Caritas in action
The Caritas confederation is becoming increasingly involved in efforts to mitigate the effects of climate change. Many Caritas members in high income countries have launched education and awareness campaigns that urge reduction of individual and household carbon footprints. Such campaigns are often also linked to advocacy initiatives aimed at pressuring governments to commit to a strong post-2012 agreement under the United Nations Framework Convention on Climate Change (UNFCCC) that binds industrialised countries to strong emission reduction targets and to adaptation funding for developing countries, as well as finance and technology transfers for low-carbon economic development. As a confederation of humanitarian and development organisations, however, Caritas is particularly concerned with the impacts of climate change on the world’s poor and ensuring they have the resources to adapt to the changes that are already taking place.

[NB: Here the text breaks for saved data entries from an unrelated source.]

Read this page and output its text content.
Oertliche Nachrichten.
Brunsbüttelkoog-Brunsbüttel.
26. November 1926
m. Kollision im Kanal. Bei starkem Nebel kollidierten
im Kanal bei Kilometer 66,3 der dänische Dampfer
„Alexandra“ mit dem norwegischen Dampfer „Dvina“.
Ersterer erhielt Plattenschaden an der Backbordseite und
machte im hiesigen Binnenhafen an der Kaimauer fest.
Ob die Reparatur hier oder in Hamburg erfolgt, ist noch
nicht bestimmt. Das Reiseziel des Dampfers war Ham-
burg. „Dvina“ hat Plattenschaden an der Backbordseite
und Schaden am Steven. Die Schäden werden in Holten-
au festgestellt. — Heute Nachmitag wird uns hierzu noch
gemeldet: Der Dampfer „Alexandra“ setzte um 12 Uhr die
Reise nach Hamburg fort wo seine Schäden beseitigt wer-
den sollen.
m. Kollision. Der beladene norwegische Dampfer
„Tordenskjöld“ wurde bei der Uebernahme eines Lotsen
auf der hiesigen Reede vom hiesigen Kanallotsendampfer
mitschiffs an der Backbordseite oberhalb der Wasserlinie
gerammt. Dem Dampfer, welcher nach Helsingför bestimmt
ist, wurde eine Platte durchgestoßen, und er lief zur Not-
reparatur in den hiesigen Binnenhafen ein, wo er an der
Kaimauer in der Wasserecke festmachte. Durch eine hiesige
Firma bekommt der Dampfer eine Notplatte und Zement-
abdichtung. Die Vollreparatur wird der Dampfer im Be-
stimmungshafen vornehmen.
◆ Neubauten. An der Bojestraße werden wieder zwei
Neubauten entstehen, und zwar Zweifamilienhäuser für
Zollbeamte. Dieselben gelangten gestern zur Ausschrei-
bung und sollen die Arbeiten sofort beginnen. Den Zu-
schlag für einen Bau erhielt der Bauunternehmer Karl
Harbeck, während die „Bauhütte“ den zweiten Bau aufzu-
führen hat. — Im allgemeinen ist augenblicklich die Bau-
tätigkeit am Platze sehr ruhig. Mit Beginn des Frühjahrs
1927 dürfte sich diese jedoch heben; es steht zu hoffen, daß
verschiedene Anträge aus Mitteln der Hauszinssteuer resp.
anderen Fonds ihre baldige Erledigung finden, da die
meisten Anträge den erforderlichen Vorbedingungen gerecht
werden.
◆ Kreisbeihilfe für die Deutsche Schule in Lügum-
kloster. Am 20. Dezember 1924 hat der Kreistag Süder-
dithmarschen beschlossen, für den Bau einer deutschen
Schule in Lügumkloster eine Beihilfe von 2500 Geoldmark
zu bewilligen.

The long experience of Caritas in grassroots development is particularly useful in designing and implementing programmes to help human and ecological systems to adapt to climate change. Climate change adaptation interventions should look beyond the current climatic variability and anticipate future changes. This often involves the input of technical knowledge that requires collaboration with other agencies that have specialist expertise. For example, Caritas Bangladesh works in collaboration with the Bangladesh Centre for Advanced Studies to design and implement programmes in areas that are droughtprone and affected by high water salinity.
In the Philippines and Kenya, Catholic Relief Services (a Caritas member in the USA) works with theWorld Agroforestry Centre on land-care initiatives that include carbon sequestration and carbon credits. This latter project combines existing expertise in Disaster Risk Reduction and development methodologies and lays the groundwork for new livelihood initiatives in carbon credits and Reduced Emissions from Deforestation and Degradation (REDD). Capacity building activities are also taking place throughout Central America, Mexico and Panama, where technical staff are being trained in best practices to deal with climate change issues with the support and active participation of Caritas members in Mexico, El Salvador, Honduras, Guatemala, Nicaragua and Panama.

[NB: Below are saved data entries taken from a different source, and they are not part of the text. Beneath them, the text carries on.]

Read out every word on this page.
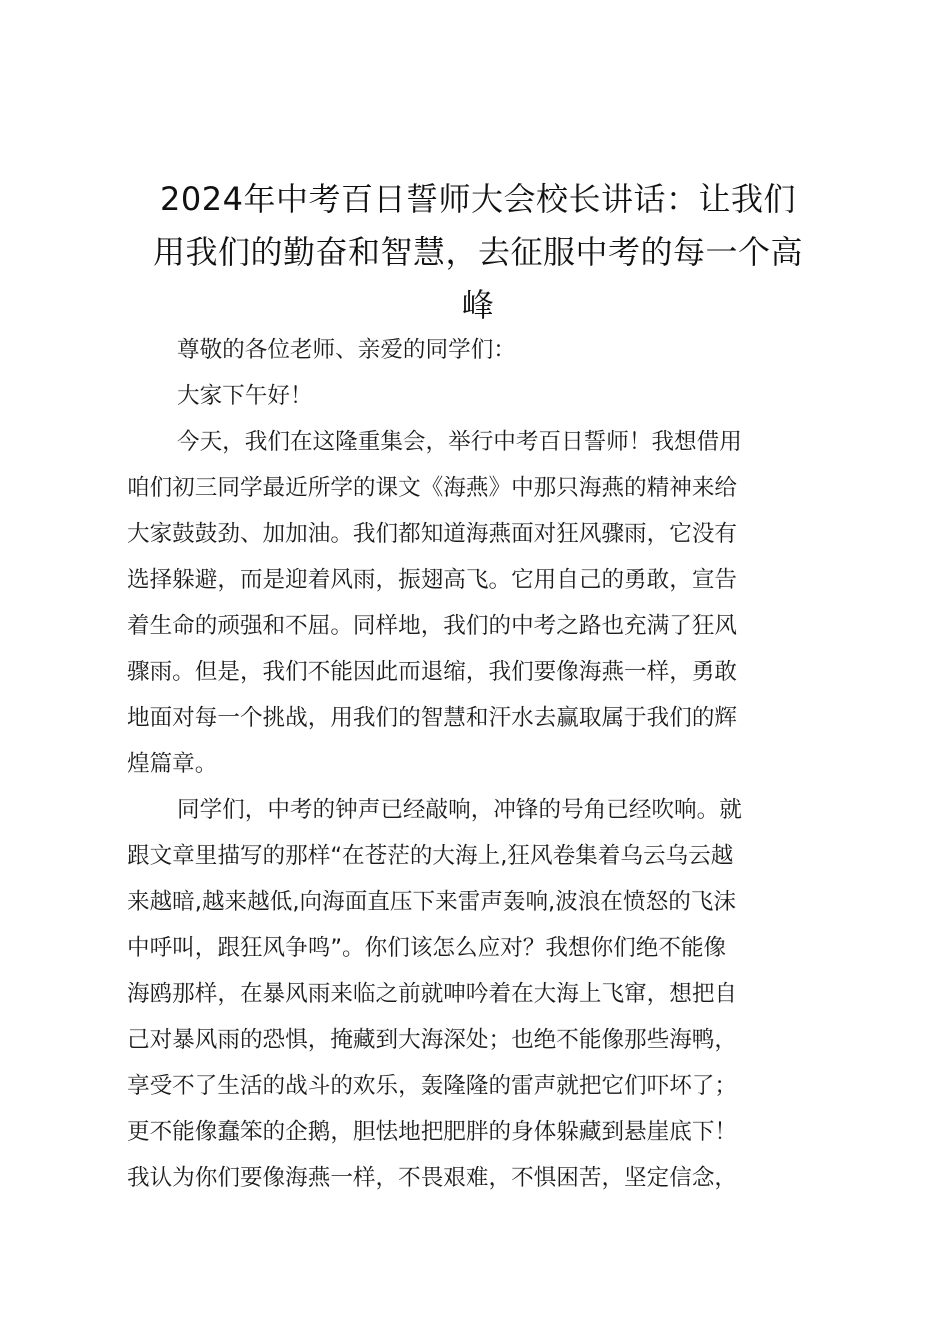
2024年中考百日誓师大会校长讲话：让我们
用我们的勤奋和智慧，去征服中考的每一个高
峰

尊敬的各位老师、亲爱的同学们：

大家下午好！

今天，我们在这隆重集会，举行中考百日誓师！我想借用
咱们初三同学最近所学的课文《海燕》中那只海燕的精神来给
大家鼓鼓劲、加加油。我们都知道海燕面对狂风骤雨，它没有
选择躲避，而是迎着风雨，振翅高飞。它用自己的勇敢，宣告
着生命的顽强和不屈。同样地，我们的中考之路也充满了狂风
骤雨。但是，我们不能因此而退缩，我们要像海燕一样，勇敢
地面对每一个挑战，用我们的智慧和汗水去赢取属于我们的辉
煌篇章。

同学们，中考的钟声已经敲响，冲锋的号角已经吹响。就
跟文章里描写的那样“在苍茫的大海上,狂风卷集着乌云乌云越
来越暗,越来越低,向海面直压下来雷声轰响,波浪在愤怒的飞沫
中呼叫，跟狂风争鸣”。你们该怎么应对？我想你们绝不能像
海鸥那样，在暴风雨来临之前就呻吟着在大海上飞窜，想把自
己对暴风雨的恐惧，掩藏到大海深处；也绝不能像那些海鸭，
享受不了生活的战斗的欢乐，轰隆隆的雷声就把它们吓坏了；
更不能像蠢笨的企鹅，胆怯地把肥胖的身体躲藏到悬崖底下！
我认为你们要像海燕一样，不畏艰难，不惧困苦，坚定信念，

Disaster preparedness and risk reduction can dramatically reduce loss of life and infrastructure. In Bangladesh, Caritas has been involved in building cyclone shelters and training communities in disaster preparedness and risk reduction. As a result, more resilient communities have developed with better preparedness skills to cope with cyclones. In 1991, a cyclone with wind speeds of up to 240 km/h struck Bangladesh, causing more than 140,000 deaths. But in 2007, the death toll from Cyclone Sidr, with even stronger winds of up to 260 km/h, was reduced to 3,400, thanks to the work of the government and aid agencies like Caritas.”
Caritas also promotes traditional systems and practices that support the environment and converge modern science with traditional ecological knowledge. For instance, in Africa’s Sahel region, local farmers have developed intricate systems of gathering, prediction, interpretation and decision-making in relation to weather, which help them to manage their vulnerability to climate change.

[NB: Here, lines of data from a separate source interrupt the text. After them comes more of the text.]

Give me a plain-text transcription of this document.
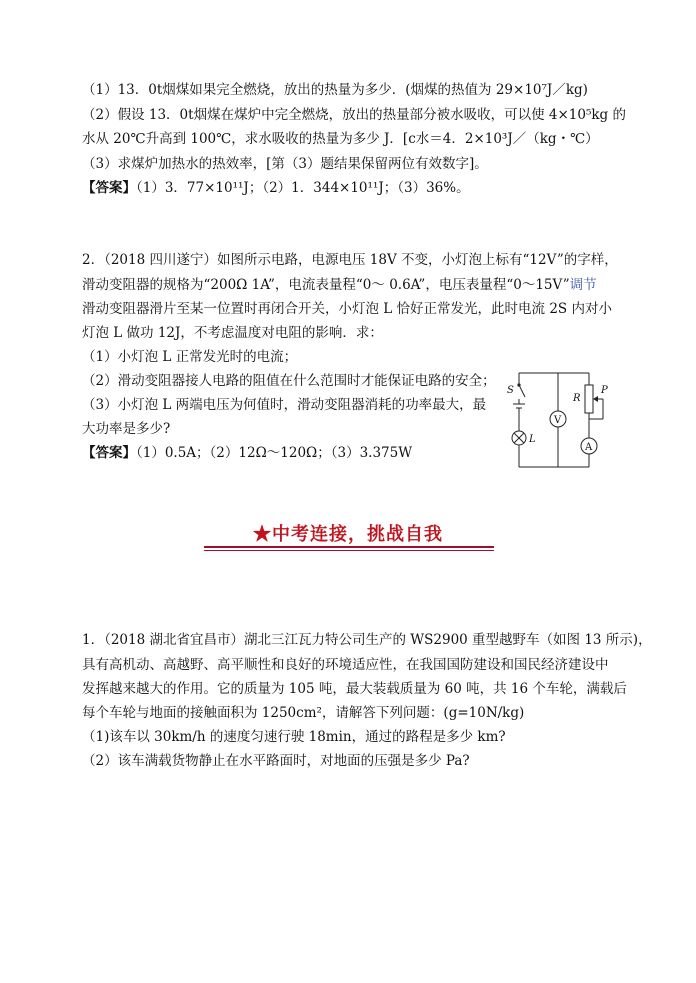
（1）13．0t烟煤如果完全燃烧，放出的热量为多少．(烟煤的热值为 29×10⁷J／kg)
（2）假设 13．0t烟煤在煤炉中完全燃烧，放出的热量部分被水吸收，可以使 4×10⁵kg 的
水从 20℃升高到 100℃，求水吸收的热量为多少 J．[c水＝4．2×10³J／（kg・℃）
（3）求煤炉加热水的热效率，[第（3）题结果保留两位有效数字]。
【答案】（1）3．77×10¹¹J；（2）1．344×10¹¹J；（3）36%。
2．（2018 四川遂宁）如图所示电路，电源电压 18V 不变，小灯泡上标有“12V”的字样，
滑动变阻器的规格为“200Ω 1A”，电流表量程“0～ 0.6A”，电压表量程“0～15V”调节
滑动变阻器滑片至某一位置时再闭合开关，小灯泡 L 恰好正常发光，此时电流 2S 内对小
灯泡 L 做功 12J，不考虑温度对电阻的影响．求：
（1）小灯泡 L 正常发光时的电流；
（2）滑动变阻器接人电路的阻值在什么范围时才能保证电路的安全；
（3）小灯泡 L 两端电压为何值时，滑动变阻器消耗的功率最大，最
大功率是多少?
【答案】（1）0.5A；（2）12Ω～120Ω；（3）3.375W
S
L
V
R
P
A
★中考连接，挑战自我
1．（2018 湖北省宜昌市）湖北三江瓦力特公司生产的 WS2900 重型越野车（如图 13 所示)，
具有高机动、高越野、高平顺性和良好的环境适应性，在我国国防建设和国民经济建设中
发挥越来越大的作用。它的质量为 105 吨，最大装载质量为 60 吨，共 16 个车轮，满载后
每个车轮与地面的接触面积为 1250cm²，请解答下列问题：(g=10N/kg)
（1)该车以 30km/h 的速度匀速行驶 18min，通过的路程是多少 km?
（2）该车满载货物静止在水平路面时，对地面的压强是多少 Pa?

Farmers are known to make decisions on cropping patterns based on local climate predictions, and decisions on planting dates based on complex cultural models of weather. Farmers in the Sahel also conserve water in soil through practices such as zero tillage, mulching and other soil management techniques. Communal forest reserves are often a very important resource in traditional societies, providing food, timber and other livelihood opportunities. Caritas Madre de Dios in Perú is working with communities and local government to control deforestation in Southern Amazonia.
In India’s Orissa state, Catholic Relief Services is building local capacities to respond to emergencies and mitigate the impacts of climate-related hazards by strengthening self-help groups and organising task forces to deliver first aid, plan evacuation routes and safe shelters, protect clean water sources, save grain and cash in preparation for the cyclone season, formulate sustainable crop and land use plans, and repair and construct water harvesting structures and embankments.
Caritas Malawi (CADECOM) encourages crop diversification to reduce reliance on a single rainy season, promotes use of livestock to vary the sources of food and income available to households and promotes simple irrigation techniques for improved agricultural input.
Caritas Kenya promotes resilience in drought-prone semi-arid areas by planting drought resistant seeds that can withstand weather variations. Projects in Homa Bay are designed to combine dairy farming with bio-gas production, the residue of which is used for organic farming.
Throughout the Caritas network, the sharing of best practices is being encouraged. Caritas Brazil, for example, sponsors workshops on approaches to sustainable agriculture processes and implements projects to improve food security among landless peasants. Caritas India works with Diocesan Social Service societies to better integrate climate change considerations into local programme planning.
Although Caritas and others in the humanitarian community demonstrate increased capacity to prepare for and respond to disasters, an exponential increase in climate-related disasters could undermine efforts to assist people to lift themselves out of poverty. Caritas agencies work to strengthen these coping mechanisms through interventions in natural resource management, sustainable agriculture, improved water and sanitation measures and community managed risk reduction programmes.
Caritas supports partners with the technical assistance required to conduct research, in collaboration with experts in the field and with local universities. These efforts are aimed at assisting the poor in dealing with the humanitarian consequences of climate change. The research provides people with facts and figures about the expected frequency, magnitude and timing of climate change impacts so that they can make informed decisions. Additional collaborative initiatives span a wide range of issues, including adaptation technology, renewable energy, food security and environmentally-induced conflicts.
In order to build an effective combined front at all levels, synergy has to be generated between civil society, government and the private sector, and across development sectors. Partnership and networking among like-minded agencies will provide room for sharing and create a greater impact in addressing climate change concerns.